Dans sa préface, on peut lire:

"Elle et lui, je ne les connais ni d'Ève ni d'Adam." Expression populaire laissant entendre que le couple dont on parle, ses deux moitiés, ne seraient pas de la lignée des humains, ne pourraient être que des extra-terrestres. Expression dont la redondance, aux relents sexistes, doit être soulignée car qui peut prétendre connaître quelqu'un (et se connaître) en ne sachant rien de son père, son animus, et rien de sa mère, son anima ?

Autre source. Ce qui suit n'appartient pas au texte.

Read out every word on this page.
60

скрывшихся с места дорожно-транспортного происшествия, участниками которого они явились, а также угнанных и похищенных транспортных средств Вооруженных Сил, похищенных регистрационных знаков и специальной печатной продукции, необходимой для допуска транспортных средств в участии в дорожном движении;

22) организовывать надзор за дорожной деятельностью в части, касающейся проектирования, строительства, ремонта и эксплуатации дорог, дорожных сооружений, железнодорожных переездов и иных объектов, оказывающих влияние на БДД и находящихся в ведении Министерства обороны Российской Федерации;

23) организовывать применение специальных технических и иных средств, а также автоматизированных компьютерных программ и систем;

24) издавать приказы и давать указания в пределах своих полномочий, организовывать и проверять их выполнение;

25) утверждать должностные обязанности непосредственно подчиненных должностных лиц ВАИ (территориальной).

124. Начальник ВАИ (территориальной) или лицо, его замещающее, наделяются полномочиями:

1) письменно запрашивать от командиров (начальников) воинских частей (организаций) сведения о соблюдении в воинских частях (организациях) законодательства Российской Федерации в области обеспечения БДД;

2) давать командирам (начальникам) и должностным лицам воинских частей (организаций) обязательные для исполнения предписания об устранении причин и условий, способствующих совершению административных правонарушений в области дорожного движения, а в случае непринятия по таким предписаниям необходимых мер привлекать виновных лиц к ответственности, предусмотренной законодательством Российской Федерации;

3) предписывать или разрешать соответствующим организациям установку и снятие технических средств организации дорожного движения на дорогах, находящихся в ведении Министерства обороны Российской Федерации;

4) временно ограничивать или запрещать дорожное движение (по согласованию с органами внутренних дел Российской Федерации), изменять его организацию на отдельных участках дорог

Ne faudrait-il pas plutôt y voir un euphémisme à l'usage de la majorité silencieuse aux bouches cousues. Voilant la crudité originelle de la formule: "Ceux-là, je ne les connais ni des lèvres, ni des dents". En d'autres mots, ces étrangers... je n’ai osé ni les embrasser, ni les mordre.

Mais qu’est ce qui sépare les lèvres des dents ? L'amour de la haine ? La vie de la mort ? L'Autre de moi ? Le vide du vide ?

Le néant qui dissocie et relie le tronc et l'écorce, ce que des moines Zen appellent le Ma... Ce qui, ici, entrelace une image, une empreinte avec un texte, des caractères d'imprimerie... Ni de l'indicible, ni de l'inaudible...

                                                                                                                       ...de l'aigre-doux ?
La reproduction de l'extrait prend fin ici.